Anne Meuwese, da Universidade de Leiden, na Holanda, escreveu, em uma coluna para a revista jurídica holandesa RegelMaat, na semana passada, que ela havia realizado um experimento semelhante com o ChatGPT e que também descobriu que o bot havia introduzido ideias originais no documento.

Mas, embora o ChatGPT fosse, até certo ponto, capaz de gerar textos jurídicos, ela escreveu que os legisladores não deveriam se atropelar para usar a ferramenta. "Além de ainda não haver muita clareza sobre questões importantes, como impacto ambiental, parcialidade e ética da rmpresa OpenAI, o valor agregado também parece limitado por enquanto", escreveu.

Robôs sim, mas à (extrema) direita ou à esquerda?

No entanto, o valor agregado poderá ser mais óbvio e útil na parte inferior da cadeia alimentar política, onde os funcionários das campanhas enfrentam uma esteira de tarefas repetitivas. Karpf sugeriu que a IA poderia ser útil para gerar, por exemplo, e-mails solicitando doações - mensagens necessárias que não foram planejadas para serem "obras-primas".

Isso levanta a questão de saber se os bots podem ser treinados para representar um ponto de vista político. O ChatGPT já provocou uma tempestade de controvérsias por causa de seu aparente viés liberal — o bot inicialmente se recusou a escrever um poema elogiando Donald Trump, mas produziu alegremente dísticos para seu sucessor como presidente dos Estados Unidos, Joe Biden.

O magnata bilionário Elon Musk diz ter enxergado uma oportunidade no setor, no entanto. Apesar de advertir que os sistemas de IA poderiam destruir a civilização, ele prometeu recentemente desenvolver o TruthGPT, uma ferramenta de texto de IA sem o "preconceito liberal" percebido. Seria possível um robô "em cima do muro", sem cores políticas evidentes?

Talvez ele não precisasse ter se preocupado. O pesquisador neozelandês David Rozado já fez um experimento reequipando o ChatGPT como RightWingGPT — um bot que aceita valores familiares, economia liberal e outros gritos de guerra da direita clássica. "De forma crítica, o custo computacional de experimentar, treinar e testar o sistema foi inferior a US$ 300", escreveu ele em seu blog Substack em fevereiro.
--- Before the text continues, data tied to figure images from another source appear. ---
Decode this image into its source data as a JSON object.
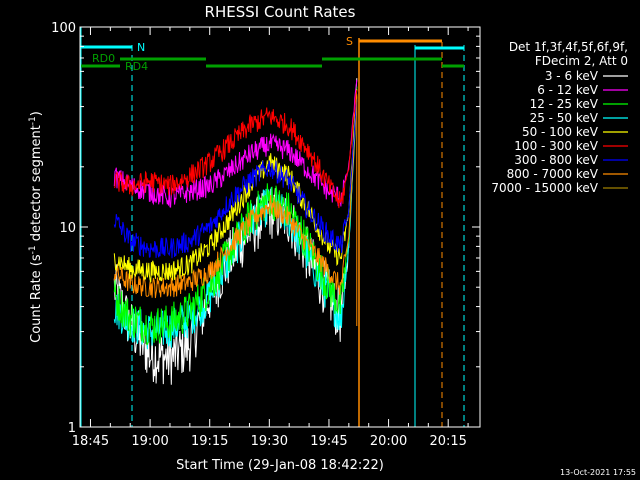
{
  "chart_data": {
    "type": "line",
    "title": "RHESSI Count Rates",
    "xlabel": "Start Time (29-Jan-08 18:42:22)",
    "ylabel_main": "Count Rate (s",
    "ylabel_sup1": "-1",
    "ylabel_mid": " detector segment",
    "ylabel_sup2": "-1",
    "ylabel_end": ")",
    "y_scale": "log",
    "ylim": [
      1,
      100
    ],
    "xlim": [
      "18:42:22",
      "20:23:00"
    ],
    "x_ticks": [
      "18:45",
      "19:00",
      "19:15",
      "19:30",
      "19:45",
      "20:00",
      "20:15"
    ],
    "y_ticks": [
      "1",
      "10",
      "100"
    ],
    "grid": false,
    "legend_placement": "right",
    "legend_header": [
      "Det 1f,3f,4f,5f,6f,9f,",
      "FDecim 2, Att 0"
    ],
    "series": [
      {
        "name": "3 - 6 keV",
        "color": "#ffffff",
        "x": [
          "18:51",
          "18:55",
          "19:00",
          "19:05",
          "19:10",
          "19:15",
          "19:20",
          "19:25",
          "19:30",
          "19:35",
          "19:40",
          "19:45",
          "19:48",
          "19:50",
          "19:52"
        ],
        "values": [
          5,
          3.2,
          2.3,
          2.2,
          2.6,
          4.5,
          7,
          9.5,
          12,
          11,
          7,
          4.5,
          3.5,
          8,
          60
        ]
      },
      {
        "name": "6 - 12 keV",
        "color": "#ff00ff",
        "x": [
          "18:51",
          "18:55",
          "19:00",
          "19:05",
          "19:10",
          "19:15",
          "19:20",
          "19:25",
          "19:30",
          "19:35",
          "19:40",
          "19:45",
          "19:48",
          "19:50",
          "19:52"
        ],
        "values": [
          18,
          16,
          15,
          14,
          15,
          16,
          19,
          23,
          26,
          24,
          19,
          15,
          14,
          20,
          55
        ]
      },
      {
        "name": "12 - 25 keV",
        "color": "#00ff00",
        "x": [
          "18:51",
          "18:55",
          "19:00",
          "19:05",
          "19:10",
          "19:15",
          "19:20",
          "19:25",
          "19:30",
          "19:35",
          "19:40",
          "19:45",
          "19:48",
          "19:50",
          "19:52"
        ],
        "values": [
          4.5,
          3.5,
          3.2,
          3.3,
          3.8,
          5,
          7.5,
          11,
          14,
          12,
          8,
          5,
          4,
          9,
          50
        ]
      },
      {
        "name": "25 - 50 keV",
        "color": "#00ffff",
        "x": [
          "18:51",
          "18:55",
          "19:00",
          "19:05",
          "19:10",
          "19:15",
          "19:20",
          "19:25",
          "19:30",
          "19:35",
          "19:40",
          "19:45",
          "19:48",
          "19:50",
          "19:52"
        ],
        "values": [
          4,
          3.3,
          3,
          3.1,
          3.5,
          4.5,
          7,
          10.5,
          13,
          11,
          7,
          4.5,
          3.5,
          8,
          45
        ]
      },
      {
        "name": "50 - 100 keV",
        "color": "#ffff00",
        "x": [
          "18:51",
          "18:55",
          "19:00",
          "19:05",
          "19:10",
          "19:15",
          "19:20",
          "19:25",
          "19:30",
          "19:35",
          "19:40",
          "19:45",
          "19:48",
          "19:50",
          "19:52"
        ],
        "values": [
          7,
          6.2,
          6,
          6,
          6.5,
          8,
          11,
          16,
          21,
          18,
          12,
          8,
          7,
          12,
          50
        ]
      },
      {
        "name": "100 - 300 keV",
        "color": "#ff0000",
        "x": [
          "18:51",
          "18:55",
          "19:00",
          "19:05",
          "19:10",
          "19:15",
          "19:20",
          "19:25",
          "19:30",
          "19:35",
          "19:40",
          "19:45",
          "19:48",
          "19:50",
          "19:52"
        ],
        "values": [
          17,
          16,
          17,
          16,
          18,
          21,
          26,
          32,
          36,
          32,
          24,
          16,
          13,
          20,
          50
        ]
      },
      {
        "name": "300 - 800 keV",
        "color": "#0000ff",
        "x": [
          "18:51",
          "18:55",
          "19:00",
          "19:05",
          "19:10",
          "19:15",
          "19:20",
          "19:25",
          "19:30",
          "19:35",
          "19:40",
          "19:45",
          "19:48",
          "19:50",
          "19:52"
        ],
        "values": [
          11,
          8.5,
          7.8,
          7.8,
          8.5,
          10,
          13.5,
          17,
          20,
          17,
          12,
          9,
          8,
          12,
          45
        ]
      },
      {
        "name": "800 - 7000 keV",
        "color": "#ff8c00",
        "x": [
          "18:51",
          "18:55",
          "19:00",
          "19:05",
          "19:10",
          "19:15",
          "19:20",
          "19:25",
          "19:30",
          "19:35",
          "19:40",
          "19:45",
          "19:48",
          "19:50",
          "19:52"
        ],
        "values": [
          6,
          5.2,
          5,
          5,
          5.3,
          6,
          8,
          10.5,
          13,
          11,
          8,
          6,
          5,
          9,
          45
        ]
      },
      {
        "name": "7000 - 15000 keV",
        "color": "#a08000",
        "x": [],
        "values": []
      }
    ],
    "annotations": [
      {
        "label": "RD0",
        "color": "#00a000"
      },
      {
        "label": "RD4",
        "color": "#00a000"
      },
      {
        "label": "N",
        "color": "#00ffff"
      },
      {
        "label": "S",
        "color": "#ff8c00"
      }
    ]
  },
  "footer": {
    "timestamp": "13-Oct-2021 17:55"
  }
}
"Inteligência Artificial marxista"

Para não ficar para trás, a esquerda tem a sua própria "IA marxista". O bot foi criado pelo fundador do site de humor satírico belga Nordpresse, que usa o pseudônimo Vincent Flibustier. Ele disse que seu robô apenas envia consultas ao ChatGPT com a ordem de responder como se fosse um "sindicalista irritado".
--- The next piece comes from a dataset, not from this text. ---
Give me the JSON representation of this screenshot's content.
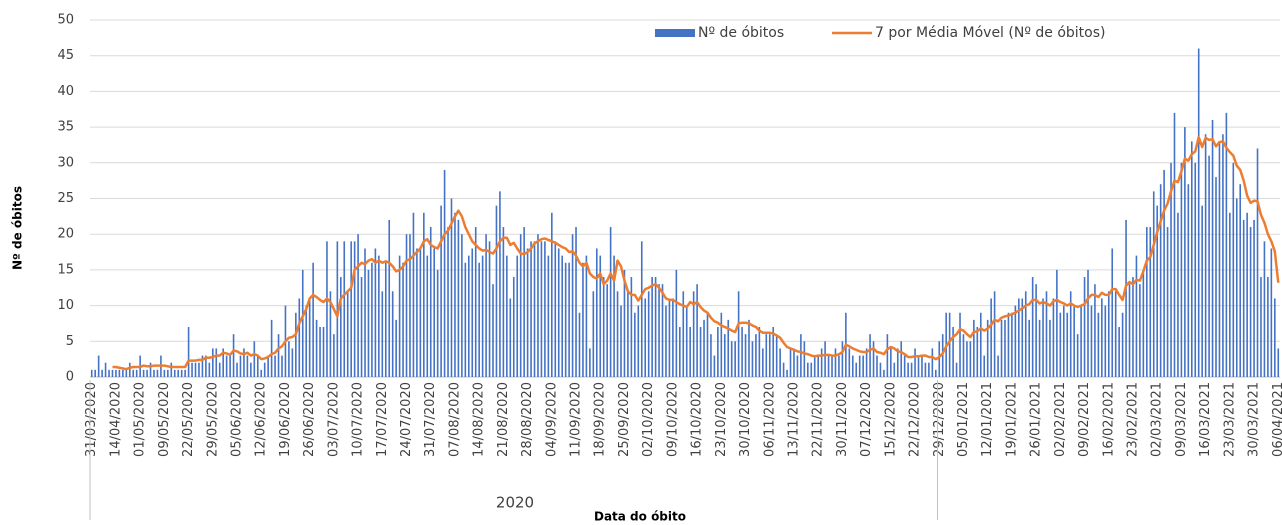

A maleabilidade dos chatbots é fundamental para seu apelo, mas anda de mãos dadas com a tendência de criar fakenews, tornando os geradores de texto de IA aliados potencialmente perigosos para a classe política.

"Você não quer ficar famoso como o consultor político ou a campanha política que estragou tudo porque decidiu que uma IA poderia fazer [algo] por você", concluiu Karpf.